Ketimpangan Sosial
Karya : Hartana Adhi Permana
“Bapak
Srintil”, begitulah kawan-kawan pecinta sastra menyebut Ahmad Tohari.
Pengarang yang sekarang menetap di Desa Tinggarjaya, Kecamatan
Jatilawang, Kabupaten Banyumas ini akrab dengan rakyat lapisan bawah. Tidak
mengherankan kalau karya-karyanya selalu berpihak pada orang-orang desa yang
bodoh, lugu, sengsara, menderita, dan selalu tabah dalam menghadapi kemelut
hidupnya. Pembaca dan pecinta sastra mestinya tidak akan melupakan pengarang
beken itu. Ia selalu mempersoalkan ketimpangan sosial yang terjadi di
sekelilingnya, lebih luas lagi di negara tercinta ini yang sekarang sedang
sakit, menderita menanggung beban kehidupan yang entah kapan akan selesai
diatasi.
Senyum Karyamin
merupakan kumpulan cerpen Ahmad Tohari yang jelas-jelas mengangkat ketimpangan
sosial yang disampaikan dengan nada mengkritik. Kritik masyarakat bawah
terhadap atasannya, rakyat terhadap pemerintah, bahkan berbagai kritik sosial
dilontarkan dalam kumpulan cerpen tersebut.
Istilah
kritik yang barang kali memanaskan telinga bagi mereka yang mendengarkannya
merupakan sesuatu yang seharusnya dikembangkan dalam masyarakat demokrasi
seperti negara kita. Pembelajaran apresiasi sastra pun sudah seharusnya mulai
mencoba menanamkan sifat kritis dan kreatif terhadap siswa sejalan dengan era
kebebasan menyatakan pendapat. .
Ahmad Tohari
dalam Senyum
Karyamin menyodorkan kenyataan sosial yang terjadi di
lingkungan kita. Hal ini terjadi karena Tohari termasuk golongan yang peka
terhadap permasalahan sosial yang berkembang di lingkungannya. Kenyataan
tersebut disodorkan agar golongan atasnya mengadakan perubahan. Cerpen “Senyum
Karyamin” misalnya, menggambarkan potret kehidupan orang desa yang sengsara,
menderita, dan selalu tabah. Untuk menyambung hidup, mereka selalu “gali lobang
tutup lobang” tanpa mempetimbangkan akibat sikapnya itu. Yang penting, hari ini
dapat hidup. Perhatikan kutipan berikut.
Denging dalam
telinganya terdengar semakin nyaring. Kunang-kunang di matanya pun semakin
banyak. Maka Karyamin sungguh-sungguh berhenti dan termangu .Dibayangkan
istrinya yang selalu sakit harus menghadap dua penagih bank harian. Padahal
Karyamin tahu, istrinya tidak mampu membayar kewajibannya hari ini,hari esok,
hari lusa, dan entah hingga kapan, seperti entah kapan datangnya tengkulak yang
telah setengah bulan membawa batunya (hlm. 5)
Pemaparan di
atas menggambarkan tiga kehidupan, yaitu buruh, tengkulak, dan bank harian.
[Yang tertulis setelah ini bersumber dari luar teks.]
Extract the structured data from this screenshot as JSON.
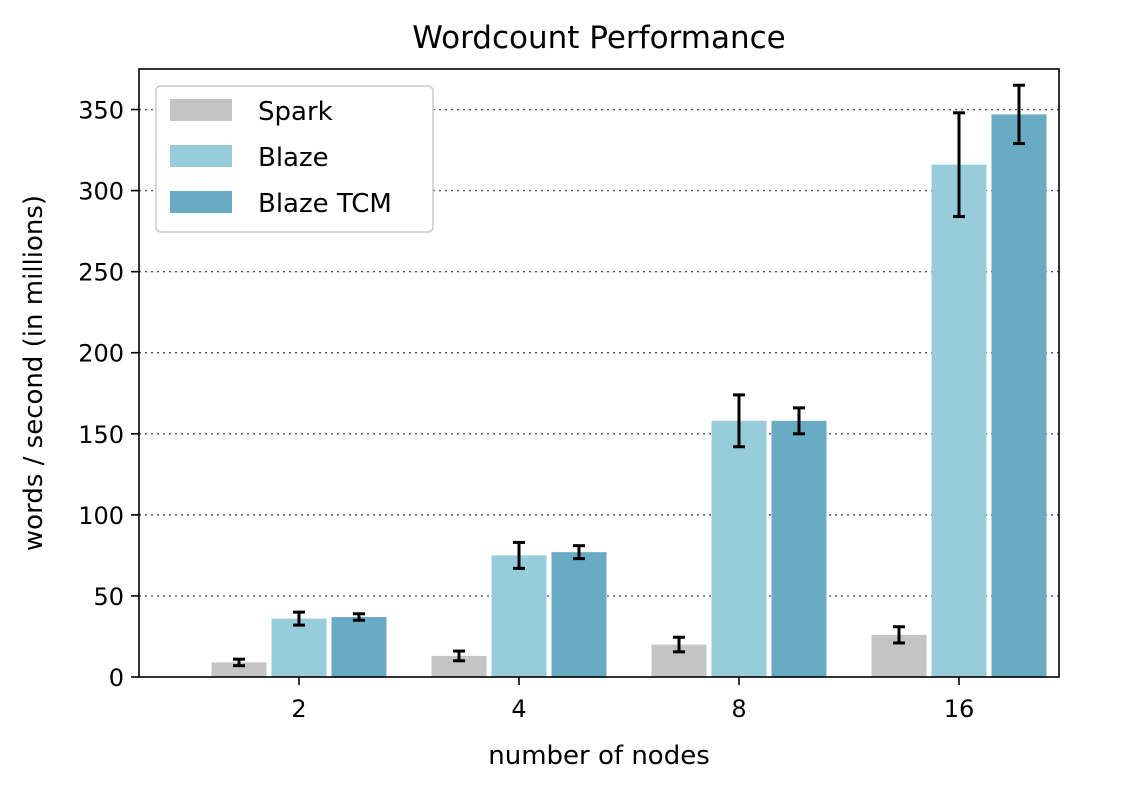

Ketiganya merupakan satu kesatuan yang utuh sebagai mata rantai yang hampir
dialami oleh orang-orang lapiasan bawah pedesaan. Buruh selalu
menguntungkan para tuannya. Buruh sebagai pihak yang selalu mencari jalan
pintas untuk memenuhi kebutuhan sehari-hari selalu menguntungkan para
tengkulak. Selain itu, bank harian yang membungkus namanya sebagai koperasi pun
turut andil dalam merusak tatanan kehidupan perekonomian orang-orang desa yang
serba kekurangan.
Kenyataan di
atas, disadari ataupun tidak , pengarang sebenarnya menyodorkan kenyataan
sosial dengan harapan pihak yang berkaitan dapat menanggapi dengan mengadakan
perubahan. Kritik yang dilontarkan oleh pengarang terhadap tengkulak dan bank
harian itu agar masyarakat yang mempunyai modal jangan sampai melakukan
penekanan dan permainan ekonomi yang dapat merugikan kaum bawah atau “wong
cilik”.
Kritik
terhadap tengkulak juga ditemukan dalam cerpen “Jasa-jasa Buat Sanwirya”.
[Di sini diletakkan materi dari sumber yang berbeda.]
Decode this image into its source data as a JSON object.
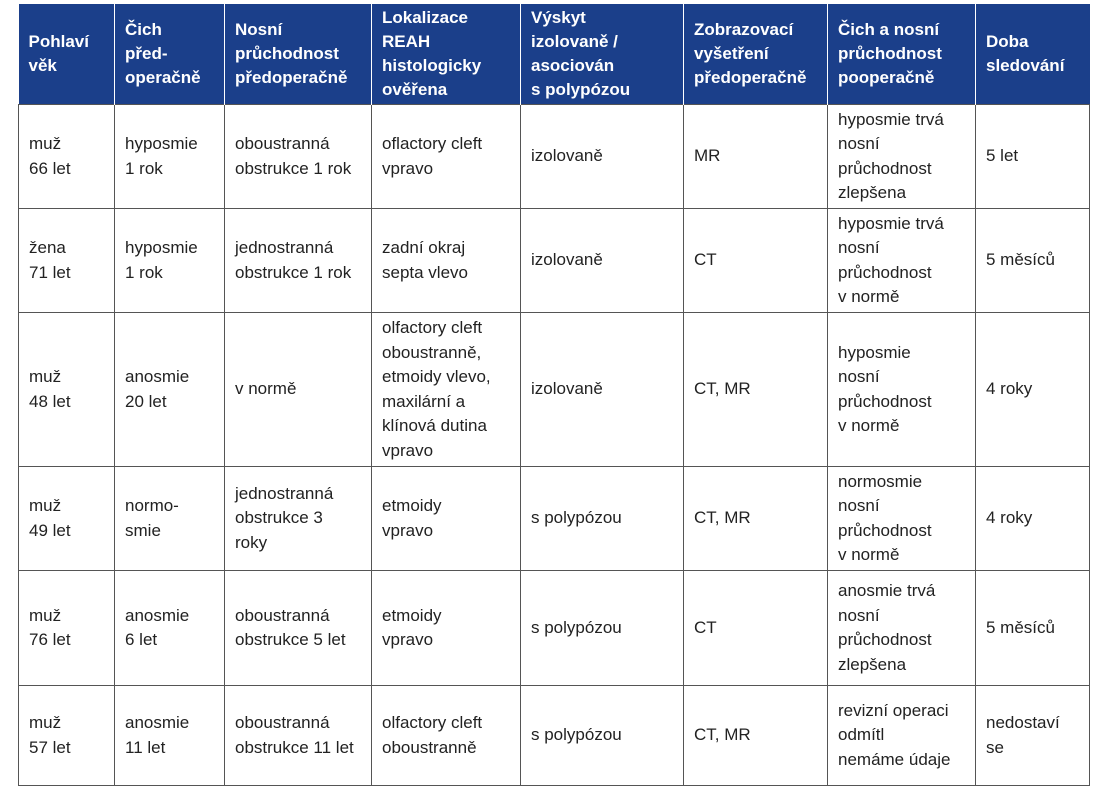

Ketika Sanwirya jatuh dari pohon kelapa, Sampir, Ranti, dan Waras sibuk
memperbincangkan pertolongannya kepada Sanwirya dengan cara meminjamkan uang
kepada tengkulak gula merah. Namun, keinginan mereka terdengar oleh istri
Sanwirya seperti dalam kutipan berikut.
“Kita akan menemui tengkulak yang bisa
menerima gula Sanwirya. Kukira takkan sulit meminjam sembilan puluh rupiah
darinya”.
“Maksudnya agar Sanwirya nanti
mengangsurnya? Pikiran yang bagus. Kalau semua sudah tidak keberatan kuminta
Ranti menambah catatan!”
“Menolong? Oalah gusti…menolong?”
“Iya. Kalian tak suka kelaparan bukan?”
“Itukah sebabnya Kalian mencarikan pinjaman
ke lumbung desa dan tengkulak?”
“Oalah pangeran… jangan lakukan itu. Wanti-wanti
jangan. Kami takkan lebih senang dengan pinjaman-pinjaman itu”.(hlm. 11)
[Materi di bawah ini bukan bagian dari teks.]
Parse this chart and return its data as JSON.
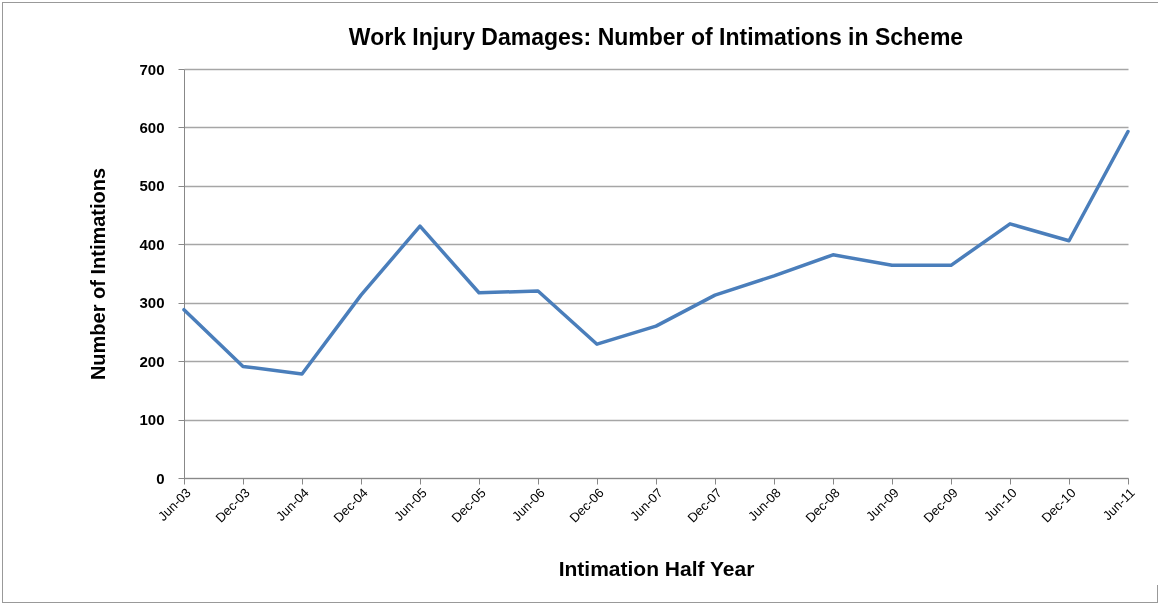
{
  "chart_data": {
    "type": "line",
    "title": "Work Injury Damages: Number of Intimations in Scheme",
    "xlabel": "Intimation  Half Year",
    "ylabel": "Number of Intimations",
    "categories": [
      "Jun-03",
      "Dec-03",
      "Jun-04",
      "Dec-04",
      "Jun-05",
      "Dec-05",
      "Jun-06",
      "Dec-06",
      "Jun-07",
      "Dec-07",
      "Jun-08",
      "Dec-08",
      "Jun-09",
      "Dec-09",
      "Jun-10",
      "Dec-10",
      "Jun-11"
    ],
    "series": [
      {
        "color": "#4a7ebb",
        "values": [
          288,
          191,
          178,
          313,
          431,
          317,
          320,
          229,
          260,
          313,
          346,
          382,
          364,
          364,
          435,
          406,
          593
        ]
      }
    ],
    "ylim": [
      0,
      700
    ],
    "yticks": [
      0,
      100,
      200,
      300,
      400,
      500,
      600,
      700
    ],
    "grid": "y",
    "marker": "none",
    "line_style": "solid"
  }
}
Jelas sekali kepada kita bahwa Ahmad Tohari menentang
sikap dan perbuatan tengkulak melalui tokoh istri Sanwirya.
Bentuk
kehidupan lain yang dikritik oleh Tohari adalah sistem birikrasi pemerintah dan
perilaku para priyayi zaman sekarang. Birokrasi pemerintah desa yang kurang
akomodatif dan objektif tampak dalam kutipan berikut.
“Ya, kamu memang mbeling Min. Di
grumbul ini hanya kamu yang belum berpartisipasi. Hanya Kamu yang belum setor
dana Afrika, dana untuk menolong orang-orang yang kelaparan di sana”(hlm.
6)..
Kritik yang
dilontarkan oleh pengarang melalui tokoh aparat desa itu tampak sebuah
kenyataan yang perlu dicermati dan dijadikan catatan penting. Penerapan
kebijaksanaan yang serupa saat ini masih banyak ditemukan dalam sistem
birokrasi di negeri tercinta ini.
Kritik
terhadap perilaku priyayi zaman sekarang dapat ditemukan dalam cerpen berjudul
“Syukuran Sutabawor” sebagai berikut.
“Rupanya pohon jengkolku demikian ngeri bila
kujadikan tutup lahat makam priyayi zaman akhir. Maka dia cepat-cepat berbuah,”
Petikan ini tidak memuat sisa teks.